Asset management and usability improvements
- You can easily create groups of assets of the same type
- We have also updated the list of Italian municipalities with the most recent changes
- We have improved the user experience when you upload a document
Improved management of the record of processing
- You can also export the processing activities registries in Word format (.docx)
- You can customize the layout
- You can turn it into a PDF file
DPO, designation of the data controller and compatibility with Internet Explorer
- You can indicate if the DPO is internal or external and also attach the service contract (in any format)

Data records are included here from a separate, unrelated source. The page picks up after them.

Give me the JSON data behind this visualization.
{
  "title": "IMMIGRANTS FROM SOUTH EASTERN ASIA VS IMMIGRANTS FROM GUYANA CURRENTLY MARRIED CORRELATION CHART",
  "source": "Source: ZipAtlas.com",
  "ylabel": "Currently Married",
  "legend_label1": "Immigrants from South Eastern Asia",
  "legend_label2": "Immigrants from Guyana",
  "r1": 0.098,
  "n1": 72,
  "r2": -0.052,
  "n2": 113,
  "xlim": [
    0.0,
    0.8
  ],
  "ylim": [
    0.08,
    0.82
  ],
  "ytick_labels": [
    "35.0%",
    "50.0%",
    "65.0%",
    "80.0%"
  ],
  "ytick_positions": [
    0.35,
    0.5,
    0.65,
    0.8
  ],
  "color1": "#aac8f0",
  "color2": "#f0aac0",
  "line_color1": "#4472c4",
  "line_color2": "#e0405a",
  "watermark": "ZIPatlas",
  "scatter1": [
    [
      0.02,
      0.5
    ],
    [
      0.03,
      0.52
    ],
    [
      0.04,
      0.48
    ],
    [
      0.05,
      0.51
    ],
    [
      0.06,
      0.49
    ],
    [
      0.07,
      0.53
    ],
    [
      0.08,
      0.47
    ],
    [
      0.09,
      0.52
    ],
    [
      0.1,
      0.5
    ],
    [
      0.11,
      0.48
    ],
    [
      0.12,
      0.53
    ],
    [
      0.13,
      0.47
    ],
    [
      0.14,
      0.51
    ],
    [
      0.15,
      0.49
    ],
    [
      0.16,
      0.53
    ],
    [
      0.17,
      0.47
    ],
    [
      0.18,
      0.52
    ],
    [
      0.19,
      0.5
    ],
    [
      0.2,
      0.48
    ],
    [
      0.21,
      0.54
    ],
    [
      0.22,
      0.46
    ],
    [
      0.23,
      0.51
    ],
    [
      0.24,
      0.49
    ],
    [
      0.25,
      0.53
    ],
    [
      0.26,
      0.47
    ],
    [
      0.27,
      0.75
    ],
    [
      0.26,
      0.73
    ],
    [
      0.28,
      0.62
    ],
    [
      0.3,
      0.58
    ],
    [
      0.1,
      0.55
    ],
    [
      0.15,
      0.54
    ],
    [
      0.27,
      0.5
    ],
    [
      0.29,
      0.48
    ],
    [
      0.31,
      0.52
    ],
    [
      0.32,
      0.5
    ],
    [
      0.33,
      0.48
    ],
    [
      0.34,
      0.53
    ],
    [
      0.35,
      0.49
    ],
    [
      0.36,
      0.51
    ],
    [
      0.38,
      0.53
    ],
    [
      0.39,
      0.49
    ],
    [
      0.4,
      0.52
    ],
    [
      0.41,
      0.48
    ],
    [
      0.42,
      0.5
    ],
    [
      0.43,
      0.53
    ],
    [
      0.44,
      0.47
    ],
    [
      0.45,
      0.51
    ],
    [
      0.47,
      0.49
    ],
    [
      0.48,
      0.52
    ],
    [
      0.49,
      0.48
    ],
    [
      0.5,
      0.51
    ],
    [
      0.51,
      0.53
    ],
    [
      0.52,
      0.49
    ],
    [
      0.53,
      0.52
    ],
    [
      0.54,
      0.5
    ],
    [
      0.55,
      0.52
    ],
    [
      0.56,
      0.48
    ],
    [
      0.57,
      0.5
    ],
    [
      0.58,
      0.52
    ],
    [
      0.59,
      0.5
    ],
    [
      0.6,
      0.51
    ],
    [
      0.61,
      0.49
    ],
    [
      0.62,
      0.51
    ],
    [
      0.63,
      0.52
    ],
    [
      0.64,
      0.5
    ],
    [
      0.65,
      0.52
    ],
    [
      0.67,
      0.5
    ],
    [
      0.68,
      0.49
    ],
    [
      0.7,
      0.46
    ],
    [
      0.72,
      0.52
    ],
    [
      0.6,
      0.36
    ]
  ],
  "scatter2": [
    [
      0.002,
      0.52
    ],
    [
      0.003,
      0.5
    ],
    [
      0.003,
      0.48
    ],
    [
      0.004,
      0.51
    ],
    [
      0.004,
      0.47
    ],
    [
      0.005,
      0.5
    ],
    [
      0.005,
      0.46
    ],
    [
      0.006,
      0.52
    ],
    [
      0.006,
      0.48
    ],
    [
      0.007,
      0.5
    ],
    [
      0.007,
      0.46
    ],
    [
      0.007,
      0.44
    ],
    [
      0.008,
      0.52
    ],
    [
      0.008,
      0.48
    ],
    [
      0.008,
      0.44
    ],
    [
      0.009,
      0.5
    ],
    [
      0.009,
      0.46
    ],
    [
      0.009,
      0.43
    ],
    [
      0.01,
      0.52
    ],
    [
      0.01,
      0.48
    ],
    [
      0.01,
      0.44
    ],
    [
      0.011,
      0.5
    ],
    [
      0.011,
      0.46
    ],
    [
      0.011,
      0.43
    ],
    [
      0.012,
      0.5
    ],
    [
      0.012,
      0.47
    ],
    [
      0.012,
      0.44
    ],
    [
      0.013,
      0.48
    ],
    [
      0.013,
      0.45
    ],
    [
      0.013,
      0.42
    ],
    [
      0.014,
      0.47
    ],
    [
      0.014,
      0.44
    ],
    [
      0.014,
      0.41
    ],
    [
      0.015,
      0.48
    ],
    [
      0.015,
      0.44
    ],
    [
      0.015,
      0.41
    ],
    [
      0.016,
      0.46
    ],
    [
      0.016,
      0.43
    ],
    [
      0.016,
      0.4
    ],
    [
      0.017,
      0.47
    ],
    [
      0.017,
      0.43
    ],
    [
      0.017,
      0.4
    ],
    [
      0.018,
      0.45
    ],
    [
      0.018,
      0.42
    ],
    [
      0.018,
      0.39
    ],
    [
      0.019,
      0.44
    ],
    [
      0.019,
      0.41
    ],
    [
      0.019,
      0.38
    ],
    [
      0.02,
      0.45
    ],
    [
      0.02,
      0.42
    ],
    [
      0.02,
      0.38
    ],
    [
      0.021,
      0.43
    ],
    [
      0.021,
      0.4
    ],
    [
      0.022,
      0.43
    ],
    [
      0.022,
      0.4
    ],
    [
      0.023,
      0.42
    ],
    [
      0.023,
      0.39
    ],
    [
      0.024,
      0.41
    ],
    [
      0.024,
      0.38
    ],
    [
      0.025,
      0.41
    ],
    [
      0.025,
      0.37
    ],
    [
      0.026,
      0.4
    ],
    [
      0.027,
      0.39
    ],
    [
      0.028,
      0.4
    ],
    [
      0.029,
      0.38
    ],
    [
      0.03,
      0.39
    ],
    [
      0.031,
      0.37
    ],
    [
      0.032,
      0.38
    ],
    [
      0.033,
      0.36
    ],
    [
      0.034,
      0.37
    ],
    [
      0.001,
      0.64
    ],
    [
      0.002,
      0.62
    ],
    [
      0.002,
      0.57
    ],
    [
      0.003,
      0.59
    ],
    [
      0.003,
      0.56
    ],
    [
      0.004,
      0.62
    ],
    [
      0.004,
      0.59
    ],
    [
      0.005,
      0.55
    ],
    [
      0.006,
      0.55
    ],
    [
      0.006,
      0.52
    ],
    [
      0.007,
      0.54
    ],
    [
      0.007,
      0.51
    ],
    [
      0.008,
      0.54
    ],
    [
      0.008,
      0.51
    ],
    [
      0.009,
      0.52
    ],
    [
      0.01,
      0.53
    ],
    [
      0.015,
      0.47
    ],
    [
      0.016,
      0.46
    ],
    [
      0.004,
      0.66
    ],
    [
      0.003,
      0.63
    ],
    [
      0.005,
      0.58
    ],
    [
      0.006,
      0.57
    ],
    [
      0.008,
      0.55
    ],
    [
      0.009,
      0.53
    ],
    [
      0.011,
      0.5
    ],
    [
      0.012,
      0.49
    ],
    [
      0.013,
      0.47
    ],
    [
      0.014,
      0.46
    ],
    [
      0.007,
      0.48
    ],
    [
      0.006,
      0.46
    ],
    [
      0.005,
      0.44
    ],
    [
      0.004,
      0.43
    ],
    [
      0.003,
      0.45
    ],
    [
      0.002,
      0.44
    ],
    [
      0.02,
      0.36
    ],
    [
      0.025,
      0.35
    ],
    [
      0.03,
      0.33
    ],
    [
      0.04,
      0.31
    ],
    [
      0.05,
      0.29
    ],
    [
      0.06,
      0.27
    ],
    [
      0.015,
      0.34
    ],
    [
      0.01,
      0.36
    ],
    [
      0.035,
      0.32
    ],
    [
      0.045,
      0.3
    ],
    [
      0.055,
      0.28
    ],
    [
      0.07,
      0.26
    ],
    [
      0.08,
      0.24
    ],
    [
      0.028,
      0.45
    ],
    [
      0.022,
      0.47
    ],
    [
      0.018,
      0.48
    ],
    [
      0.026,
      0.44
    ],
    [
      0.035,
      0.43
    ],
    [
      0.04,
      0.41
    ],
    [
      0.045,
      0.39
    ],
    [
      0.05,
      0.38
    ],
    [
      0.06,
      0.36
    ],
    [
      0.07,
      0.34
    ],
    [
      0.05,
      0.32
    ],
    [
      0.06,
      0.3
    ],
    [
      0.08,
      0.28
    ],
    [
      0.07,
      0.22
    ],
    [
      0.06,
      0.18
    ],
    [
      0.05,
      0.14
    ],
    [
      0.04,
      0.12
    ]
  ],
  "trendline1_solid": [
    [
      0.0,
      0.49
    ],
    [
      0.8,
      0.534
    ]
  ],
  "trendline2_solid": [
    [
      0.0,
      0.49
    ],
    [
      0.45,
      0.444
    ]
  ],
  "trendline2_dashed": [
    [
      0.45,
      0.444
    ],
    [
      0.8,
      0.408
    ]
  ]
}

- You can manage the designations to the data controllers by indicating the data, any expiry date and attach the document (in any format)
- You can indicate where an asset is located and to which office it belongs
- UTOPIA becomes compatible with Internet Explorer 11
Collaborators management, right to be forgotten and improvement of approvals.
- You can centrally manage all collaborators directly from the Settings menu
- You can check the value of a processing field before modifying it: go to the Approvals menu, click on a processing and move the mouse over the modified field.
- You can exercise your right to be forgotten and request the destruction of all your data, even from our backups (only if you are the owner of the domain). Go to the Settings menu and click the icon at the top right of the toolbar.
- You can census organizations with registered offices in San Marino
- You can add to the assets of an organization the new type: Network equipment
- All changes to the processing operations are tracked. If you forget to save them, UTOPIA will inform you!